Music players heart had started beating at a good percentage so I got that on my head and got the steel wagon behind my arms and my son on top of it and jogged on the wet grass. Up hill and down hill. Then proceeded to kick around a kid soccer ball with him.
46 minutes of a higher intensity today. Yes.
I had plugged and pressed play and prilled up my April day.
You go to a five stages,three day camping festival event and you come back feeling like you were on a euphoric emotional high two of the three days and you understand that it’s been 5 years since you’ve been around that many English speaking people at once and that it is your first time you have ever even experienced bands and people and closeness the way that you did.
You see the tents come down and the piles of garbage bags and the dust from the cars driving out.
You arrive home and you play a song from the CD you bought of one of the bands you saw-one of the members of that band you went to public school with and whose mother taught you in grade 6.
And you cry.
It’s not a drop of the system. It’s not happy slid into a hole of sad. It’s an overwhelming mixture of memories and time and realization. That you just experienced all that. And the photos run your heart wild and before you fully understand,you’re craving to do more of things like this.
You can have lived on the other side of the world for years, visited multiple countries and drove through 90% of the states in America; but when your travel bug has gone mute, it is mere evidence that something will take it’s place.
Maybe you won’t figure what’s supposed to fill it up right away. But something will.
It might click when you’re dancing in a great furious next to a girl that you met 12 hours ago, or when you’re in a group of 7, having lost the three people you knew. It might click when you get home and your heart yearns to do it all over again.
To start an addiction of something new, because of a space that held something old.
Oh, that is a marvelous life particle to have obtained!
I’ve been listening to slow jazz the past few days and I really like where it takes me .
It’s in elevators,airport lounges, in the background when you are sitting in a plane with 300 others, it’s under the tables of fancy restaurants, on a tv channel with the monthly events in the area scrolling down,
It has a way of making life feel important.
An unrust-like quality to it.
It makes the steam from my coffee and the dance in the candle flame,seem even more approriate.
It’s in my ears as I walk the broken sidewalks, as I step onto streets, as I sit on concrete benches.
It twists everything into a lemon lime sugar flavour. It’s bitter sweet.

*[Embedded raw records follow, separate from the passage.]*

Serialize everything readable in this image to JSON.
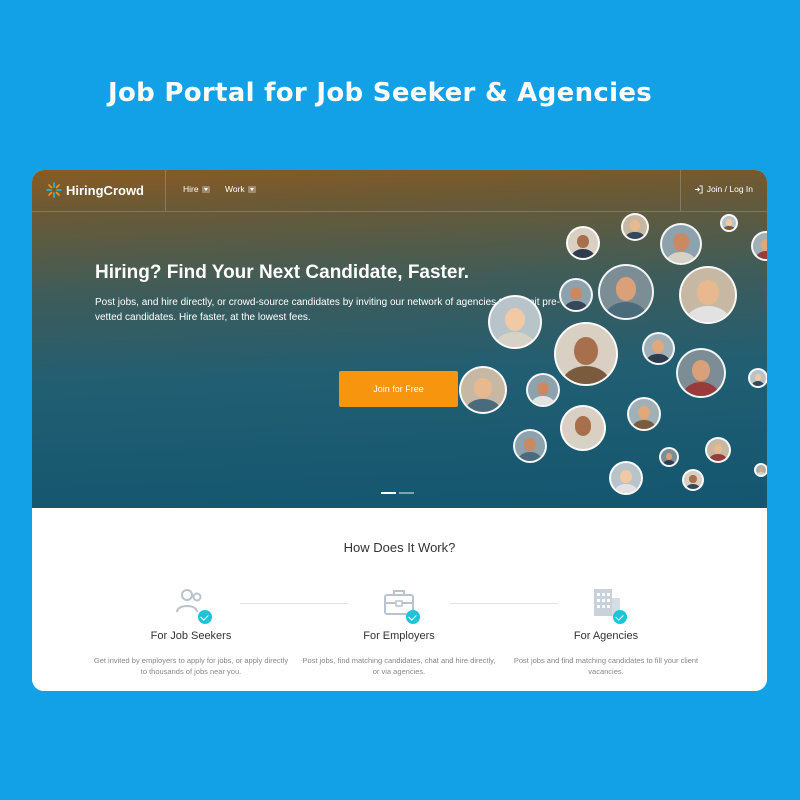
{
  "banner": {
    "title": "Job Portal for Job Seeker & Agencies"
  },
  "navbar": {
    "logo_text": "HiringCrowd",
    "items": [
      {
        "label": "Hire"
      },
      {
        "label": "Work"
      }
    ],
    "login_label": "Join / Log In"
  },
  "hero": {
    "headline": "Hiring? Find Your Next Candidate, Faster.",
    "subtext": "Post jobs, and hire directly, or crowd-source candidates by inviting our network of agencies to submit pre-vetted candidates. Hire faster, at the lowest fees.",
    "cta_label": "Join for Free",
    "slides": 2,
    "active_slide": 1
  },
  "how_it_works": {
    "title": "How Does It Work?",
    "steps": [
      {
        "icon": "users-icon",
        "title": "For Job Seekers",
        "desc": "Get invited by employers to apply for jobs, or apply directly to thousands of jobs near you."
      },
      {
        "icon": "briefcase-icon",
        "title": "For Employers",
        "desc": "Post jobs, find matching candidates, chat and hire directly, or via agencies."
      },
      {
        "icon": "building-icon",
        "title": "For Agencies",
        "desc": "Post jobs and find matching candidates to fill your client vacancies."
      }
    ]
  },
  "colors": {
    "background": "#12a0e6",
    "cta": "#f7950f",
    "check": "#19c6d8"
  }
}
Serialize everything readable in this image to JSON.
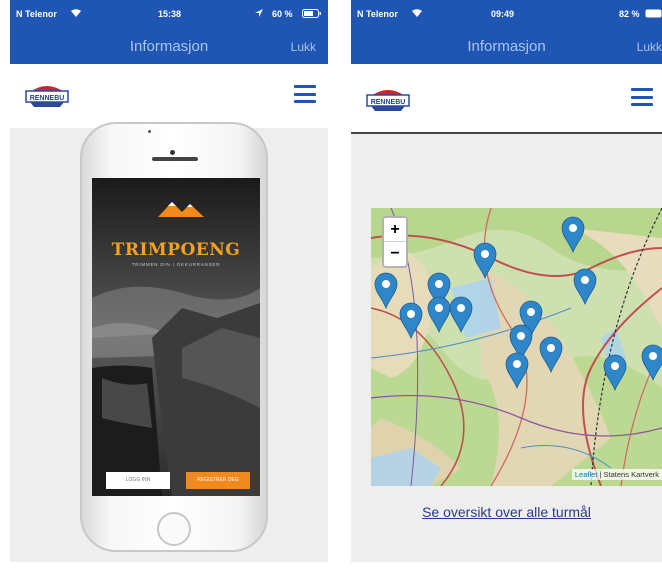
{
  "left": {
    "status": {
      "carrier": "N Telenor",
      "time": "15:38",
      "battery": "60 %"
    },
    "header": {
      "title": "Informasjon",
      "close_label": "Lukk"
    },
    "logo_text": "RENNEBU",
    "app": {
      "title": "TRIMPOENG",
      "subtitle": "TRIMMEN DIN I OKKURRANSER",
      "login_label": "LOGG INN",
      "register_label": "REGISTRER DEG",
      "accent": "#f08a1c"
    }
  },
  "right": {
    "status": {
      "carrier": "N Telenor",
      "time": "09:49",
      "battery": "82 %"
    },
    "header": {
      "title": "Informasjon",
      "close_label": "Lukk"
    },
    "logo_text": "RENNEBU",
    "map": {
      "zoom_in": "+",
      "zoom_out": "−",
      "attribution_leaflet": "Leaflet",
      "attribution_source": "| Statens Kartverk",
      "marker_count": 17
    },
    "overview_link": "Se oversikt over alle turmål"
  },
  "colors": {
    "header_bg": "#1f56b3",
    "marker": "#2f86c8",
    "link": "#2c3a8c"
  },
  "icons": [
    "wifi-icon",
    "location-icon",
    "battery-icon",
    "menu-icon",
    "marker-icon"
  ]
}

For a few different reasons.
I’ve went a long time without it and I see what it does to me. It amplifies every step I take, it makes every strand of hair that blows away from me have purpose. It gives a story to each person I see. It makes me feel.
Any of these feelings can be felt without the power of music. But the intensity is elevated.
Miss rushes in severe enough to make me want to stop the songs.
But I don’t.
If music is listened to a lot, once we take it out of our system, do we feel less towards life?
Does the recognition of how good it was to feel at such a level make us believe we will never be able to feel that way in life without music?
Do we begin to rely on it to make us feel?
Something special happens in every single day of our lives.
For some, it may be that first conscious breath they take every time they wake up, for some it may be the fact they run 18 miles in an hour and twenty minutes.
It can deal with the same goal or involve different people or ideas. It can be anything you want it to be.
It is all based on perspective.
Today my special was hearing a piano.
It echoed throughout the soi’s* in the village.
So that I could hear it down almost every single one.
It was like it had no home- that it was everywhere in the air.
And I breathed in deeply and the music notes went right to my toes.
Five years ago I probably wouldn’t have thought this would be a special.
Pianos are rare in Thailand due to the humidity. Other than in the music store I have only seen one. In a hotel.
I think it’s important to find your special within the day. It is not just something that separates that day from the next, it also brings in valuable appreciation.
Find your daily special for happier days and ultimately, a better life.